The variable X has pdf $$f(x) = \frac18(6 - x)$$ for $$2 ≤ x ≤ 6$$
A sample of two values of X is taken. Denoting the lesser of the two values by Y, use the cdf of X to write down the cdf of Y. Hence obtain the pdf and mean of Y . Show that its median is approximately 2.64. (The median is the point m for which P(Y ≤ m) = 0.5.)
This is an exercise of Probability theory. It has been bothering me for a long time.
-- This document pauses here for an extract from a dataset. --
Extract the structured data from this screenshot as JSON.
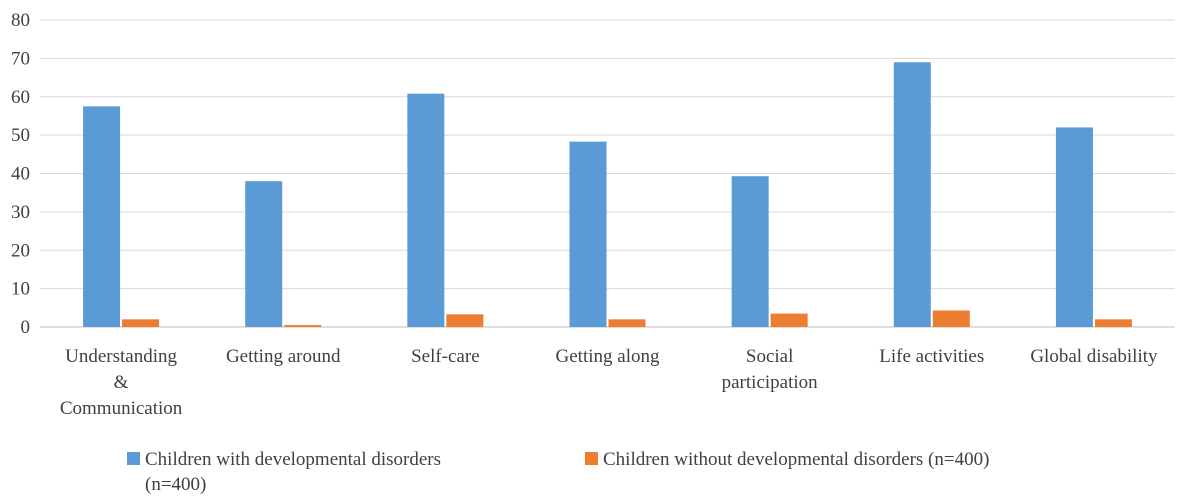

Really thank you for helping me.
I am stuck in the first step:using the cdf of X to write down the cdf of Y.
I tried the Inverse function of cumulative distribution function, but it didn't seem to help.
In order to follow the hint of antkam, and use the CDF of $Y$, it is necessary first to find the CDF of $X$. What we have now is the PDF of $X$. We must first integrate that with respect to $x$:
$$ F_X(x) = \int \frac18 (6-x) \, dx = \frac18 \left(6x-\frac12x^2\right) + C = \frac34 x - \frac{1}{16}x^2 + C, \qquad 2 \leq x \leq 6 $$
We need $F_X(2) = 0$, which yields $C = -\frac54$ and then
$$ F_X(x) = \frac34 x - \frac{1}{16}x^2 - \frac54 $$
As a check, we observe that $F_X(6) = \frac92 - \frac94 - \frac54 = 1$, as it should. You should now be able to identify the proper CDF for $Y$, and to determine the median for $Y$. Be aware that
$$ F_Y(y) = P(Y \leq y) = 1-P(Y > y) = 1-[P(X > y)]^2 = 1-[1-F_X(x)]^2 $$
so the hint of antkam is slightly off.